Blackball has a high rainfall and back in the day, the miners dug drainage ditches along each street in order to get rid of excess water.  The network of ditches flows into the creek systems below the plateau and they work remarkably well. Sometimes they need cleaning of debris. Kids love them, for there’ll be crawlies and there’s mud. Occasionally some watercress grows. Backing out of driveways requires some caution and ‘ditch parking’ as it is colloquially referred to, has been known to occur, especially with visitors. Drunks have also had an intimate relationship with a ditch. So there is history and stories attached.

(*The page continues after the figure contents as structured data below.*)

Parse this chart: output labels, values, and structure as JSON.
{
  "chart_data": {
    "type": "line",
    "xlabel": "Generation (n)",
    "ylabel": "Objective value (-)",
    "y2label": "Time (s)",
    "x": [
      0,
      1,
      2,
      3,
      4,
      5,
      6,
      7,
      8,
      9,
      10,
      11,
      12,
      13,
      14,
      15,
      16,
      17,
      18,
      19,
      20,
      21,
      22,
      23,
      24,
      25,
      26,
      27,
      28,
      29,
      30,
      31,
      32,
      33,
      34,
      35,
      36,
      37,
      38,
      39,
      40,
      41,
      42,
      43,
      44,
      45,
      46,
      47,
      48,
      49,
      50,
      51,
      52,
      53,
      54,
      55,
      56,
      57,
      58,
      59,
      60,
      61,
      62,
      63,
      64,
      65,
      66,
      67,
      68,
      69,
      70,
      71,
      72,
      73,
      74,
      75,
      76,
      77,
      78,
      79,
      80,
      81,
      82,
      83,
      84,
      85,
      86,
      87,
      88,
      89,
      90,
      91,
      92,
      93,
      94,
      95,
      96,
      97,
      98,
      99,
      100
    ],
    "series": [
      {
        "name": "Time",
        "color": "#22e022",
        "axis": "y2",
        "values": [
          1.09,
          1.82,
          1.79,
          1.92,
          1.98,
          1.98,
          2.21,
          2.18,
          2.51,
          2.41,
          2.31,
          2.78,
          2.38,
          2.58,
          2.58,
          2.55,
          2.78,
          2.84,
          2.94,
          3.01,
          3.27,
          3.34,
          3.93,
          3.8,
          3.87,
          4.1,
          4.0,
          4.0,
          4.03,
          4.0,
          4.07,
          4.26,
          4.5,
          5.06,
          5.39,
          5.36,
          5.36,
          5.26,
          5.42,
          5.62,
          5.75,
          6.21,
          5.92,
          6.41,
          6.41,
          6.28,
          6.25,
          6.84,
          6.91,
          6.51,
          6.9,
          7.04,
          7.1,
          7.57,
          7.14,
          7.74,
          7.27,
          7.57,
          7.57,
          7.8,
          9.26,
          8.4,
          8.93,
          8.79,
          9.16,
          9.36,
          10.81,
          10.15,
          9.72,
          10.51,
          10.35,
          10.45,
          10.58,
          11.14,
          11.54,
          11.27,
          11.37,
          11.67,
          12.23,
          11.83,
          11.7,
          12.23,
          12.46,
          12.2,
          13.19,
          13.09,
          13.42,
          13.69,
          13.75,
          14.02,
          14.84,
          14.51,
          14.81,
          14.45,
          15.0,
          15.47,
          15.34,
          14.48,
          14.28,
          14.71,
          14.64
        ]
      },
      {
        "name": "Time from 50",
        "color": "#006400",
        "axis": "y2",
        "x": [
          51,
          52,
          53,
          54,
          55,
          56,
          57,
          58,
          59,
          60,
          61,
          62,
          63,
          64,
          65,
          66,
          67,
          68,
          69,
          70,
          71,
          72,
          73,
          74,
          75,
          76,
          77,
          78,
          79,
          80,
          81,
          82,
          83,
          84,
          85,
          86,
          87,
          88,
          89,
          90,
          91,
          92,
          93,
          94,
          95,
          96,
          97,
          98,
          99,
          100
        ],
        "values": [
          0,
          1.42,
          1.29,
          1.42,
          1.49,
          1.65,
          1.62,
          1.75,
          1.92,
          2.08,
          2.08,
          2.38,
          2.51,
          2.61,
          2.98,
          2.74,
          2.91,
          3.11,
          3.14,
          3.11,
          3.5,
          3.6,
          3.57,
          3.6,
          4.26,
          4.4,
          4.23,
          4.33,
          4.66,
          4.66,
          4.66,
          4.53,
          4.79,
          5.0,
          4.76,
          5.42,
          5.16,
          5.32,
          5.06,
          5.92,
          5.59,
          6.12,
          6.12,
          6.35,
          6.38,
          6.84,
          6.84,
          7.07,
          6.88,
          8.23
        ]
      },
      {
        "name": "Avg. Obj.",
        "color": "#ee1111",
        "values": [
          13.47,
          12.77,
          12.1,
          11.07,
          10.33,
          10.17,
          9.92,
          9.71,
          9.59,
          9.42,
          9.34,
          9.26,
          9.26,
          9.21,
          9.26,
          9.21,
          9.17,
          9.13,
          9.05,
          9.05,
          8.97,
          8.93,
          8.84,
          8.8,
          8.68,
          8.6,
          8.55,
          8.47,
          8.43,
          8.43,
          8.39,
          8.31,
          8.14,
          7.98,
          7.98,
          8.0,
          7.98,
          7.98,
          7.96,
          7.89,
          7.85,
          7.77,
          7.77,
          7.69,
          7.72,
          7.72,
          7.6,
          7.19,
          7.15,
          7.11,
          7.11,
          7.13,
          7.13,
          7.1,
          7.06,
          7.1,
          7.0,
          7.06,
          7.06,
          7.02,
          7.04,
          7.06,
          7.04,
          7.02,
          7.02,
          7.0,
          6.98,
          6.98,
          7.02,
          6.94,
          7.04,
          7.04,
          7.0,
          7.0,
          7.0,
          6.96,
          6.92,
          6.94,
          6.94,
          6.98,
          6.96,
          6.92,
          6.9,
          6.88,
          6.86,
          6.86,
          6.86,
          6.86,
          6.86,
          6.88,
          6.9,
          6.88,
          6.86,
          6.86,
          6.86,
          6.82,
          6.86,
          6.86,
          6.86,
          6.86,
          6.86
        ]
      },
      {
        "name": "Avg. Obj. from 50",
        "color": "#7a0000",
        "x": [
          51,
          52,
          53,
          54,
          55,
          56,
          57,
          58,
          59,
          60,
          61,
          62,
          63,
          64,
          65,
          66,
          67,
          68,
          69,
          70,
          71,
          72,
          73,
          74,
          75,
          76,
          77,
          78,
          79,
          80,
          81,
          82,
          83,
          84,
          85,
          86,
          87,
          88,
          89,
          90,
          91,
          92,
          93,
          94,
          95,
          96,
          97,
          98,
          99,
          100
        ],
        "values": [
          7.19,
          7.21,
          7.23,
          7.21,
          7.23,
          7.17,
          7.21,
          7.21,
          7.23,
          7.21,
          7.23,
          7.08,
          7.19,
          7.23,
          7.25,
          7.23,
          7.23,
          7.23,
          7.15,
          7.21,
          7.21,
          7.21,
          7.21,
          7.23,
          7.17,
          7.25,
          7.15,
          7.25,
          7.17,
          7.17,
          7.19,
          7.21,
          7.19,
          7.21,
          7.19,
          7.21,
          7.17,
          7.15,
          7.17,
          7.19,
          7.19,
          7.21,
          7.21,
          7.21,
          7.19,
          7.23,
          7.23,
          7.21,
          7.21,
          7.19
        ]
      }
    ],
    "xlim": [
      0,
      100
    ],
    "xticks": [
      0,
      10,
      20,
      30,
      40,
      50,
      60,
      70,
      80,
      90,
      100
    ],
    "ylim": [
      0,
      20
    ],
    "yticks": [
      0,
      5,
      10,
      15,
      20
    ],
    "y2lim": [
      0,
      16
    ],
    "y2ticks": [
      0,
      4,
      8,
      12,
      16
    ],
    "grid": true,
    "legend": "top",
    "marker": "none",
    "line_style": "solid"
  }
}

But now, with the approaching Paparoa Great Walk, the Council has decided the ditches are untidy and archaic. Visitors need to be greeted with something more upbeat as they arrive along the main entrance road, something smooth and tidy. Ranginui’s excessive tears need to be hidden. Accordingly, a team of workers have been digging out the ditches and inserting pipes and manholes. Layers of fill and gravel are compacted by diggers, graders, rollers and trucks working in a sort of frenzy to eradicate detail and story. I’m not criticising the work crew, they’re doing their job efficiently and in good heart – it’s the ethos behind this endeavour: to make it neat and tidy, to put things underground and lay the surface with tarseal and concrete, to conquer the earth so that human beings feel untouched and omnipotent.

Luckily, the exercise is expensive, $100,000 or thereabouts and will be reserved for the main road and the tourists. The rest of us will continue to enjoy our ditches and the stories of a bygone era.